Kelly O'Keefe, director of executive education at Virginia Commonwealth University Brandcenter, believes it's possible for AIG to restore itself under its current name.
"It first has to fix its troubles. Then AIG has to show consumers it's a solid and secure company they can feel confident about.
"My message to AIG is to forget about the name and instead change the way it does business," said O'Keefe. "A name change isn't enough to fool consumers. The challenge with a tarnished brand is that we stop believing what they say." AIG should be actively communicating to the public what actions it's taking to eliminate or reduce exposures to risk, he added.
O'Keefe is skeptical about what he calls "baby steps" of rebranding individual subsidiaries. "[AIG] is a B2B brand with well-informed consumers, so they aren't fooled by a quick name change. AIG could end up with a bigger problem then it started with by having many different names that have to be reconciled back."
But Piergrossi thinks it's a step in the right direction. "You need to have a clearer picture of what the company is going to be, how it will be structured and the overall approach to branding operating units and how they relate to the parent company. Like renaming 21st Century, there will likely be some fears of guilt-by-association over the next few years for AIG's operating units. That was likely one reason for the name change."
He said the AIG brand is "one of the most dynamic branding situations in history with regard to what are appropriate steps forward and how to accurately gauge perception of the AIG brand name and understand how it might be different in the future.

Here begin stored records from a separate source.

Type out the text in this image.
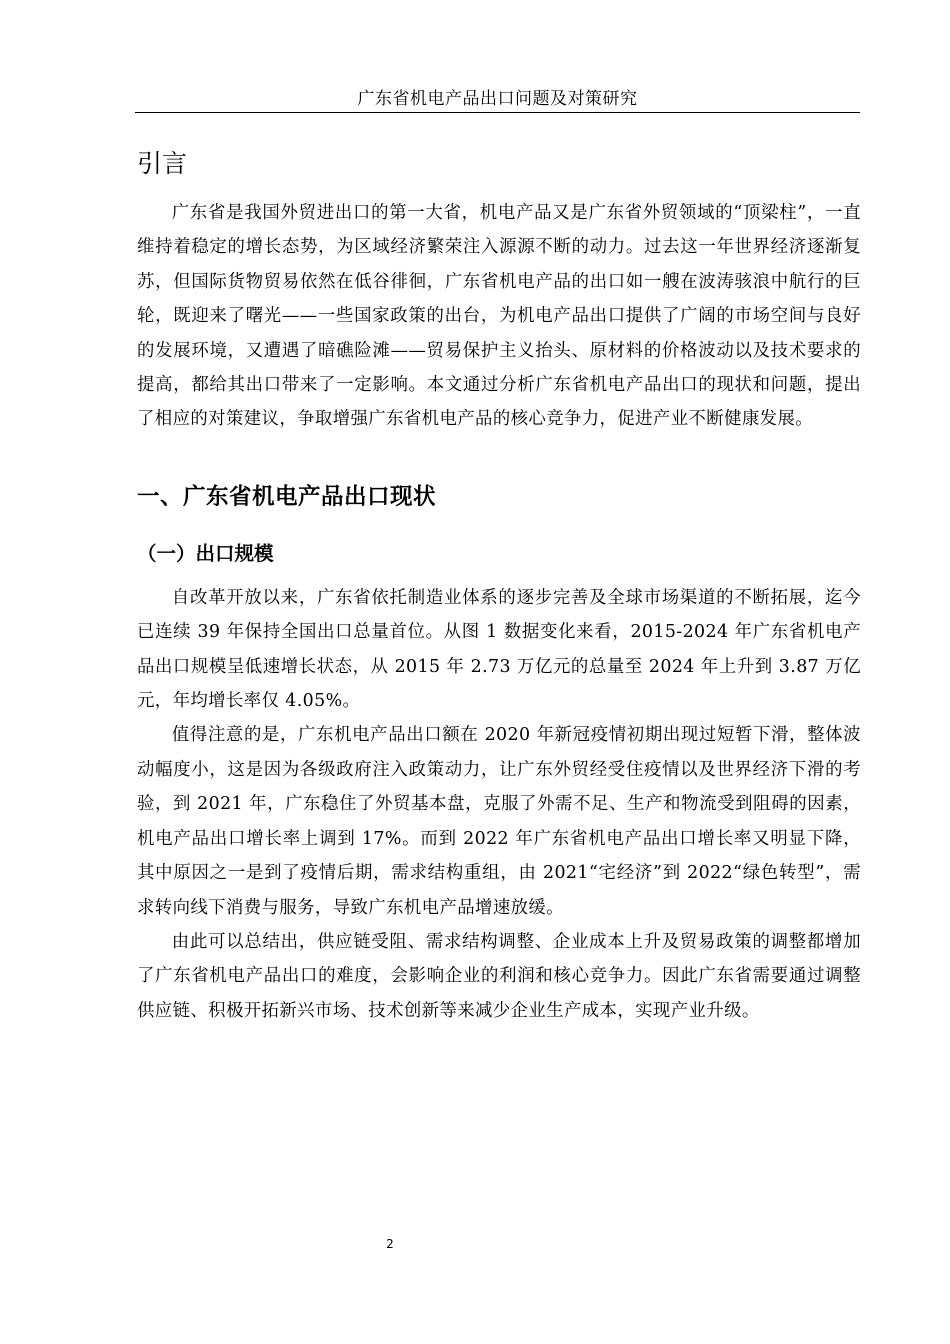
广东省机电产品出口问题及对策研究
引言

广东省是我国外贸进出口的第一大省，机电产品又是广东省外贸领域的“顶梁柱”，一直维持着稳定的增长态势，为区域经济繁荣注入源源不断的动力。过去这一年世界经济逐渐复苏，但国际货物贸易依然在低谷徘徊，广东省机电产品的出口如一艘在波涛骇浪中航行的巨轮，既迎来了曙光——一些国家政策的出台，为机电产品出口提供了广阔的市场空间与良好的发展环境，又遭遇了暗礁险滩——贸易保护主义抬头、原材料的价格波动以及技术要求的提高，都给其出口带来了一定影响。本文通过分析广东省机电产品出口的现状和问题，提出了相应的对策建议，争取增强广东省机电产品的核心竞争力，促进产业不断健康发展。

一、广东省机电产品出口现状
（一）出口规模

自改革开放以来，广东省依托制造业体系的逐步完善及全球市场渠道的不断拓展，迄今已连续 39 年保持全国出口总量首位。从图 1 数据变化来看，2015-2024 年广东省机电产品出口规模呈低速增长状态，从 2015 年 2.73 万亿元的总量至 2024 年上升到 3.87 万亿元，年均增长率仅 4.05%。

值得注意的是，广东机电产品出口额在 2020 年新冠疫情初期出现过短暂下滑，整体波动幅度小，这是因为各级政府注入政策动力，让广东外贸经受住疫情以及世界经济下滑的考验，到 2021 年，广东稳住了外贸基本盘，克服了外需不足、生产和物流受到阻碍的因素，机电产品出口增长率上调到 17%。而到 2022 年广东省机电产品出口增长率又明显下降，其中原因之一是到了疫情后期，需求结构重组，由 2021“宅经济”到 2022“绿色转型”，需求转向线下消费与服务，导致广东机电产品增速放缓。

由此可以总结出，供应链受阻、需求结构调整、企业成本上升及贸易政策的调整都增加了广东省机电产品出口的难度，会影响企业的利润和核心竞争力。因此广东省需要通过调整供应链、积极开拓新兴市场、技术创新等来减少企业生产成本，实现产业升级。

2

"Whenever a company goes through things such as AIG has gone through, the immediacy is always a bit cloudy. It's important to consider the long term and that the company will take the appropriate steps to ensure things of the past won't happen again to re-establish their mission and regain client trust." Piergrossi said.
"It's easy to say AIG should quickly come up with a new name -- something that can help redefine the company and lay to rest some mistakes of the past," he added. "But it needs to consider that buried deep within the company, past all the public outrage and Congressional scrutiny over toxic financial products and derivatives, is the equity of a 90-year-old global insurance giant that once was known for its credibility and integrity."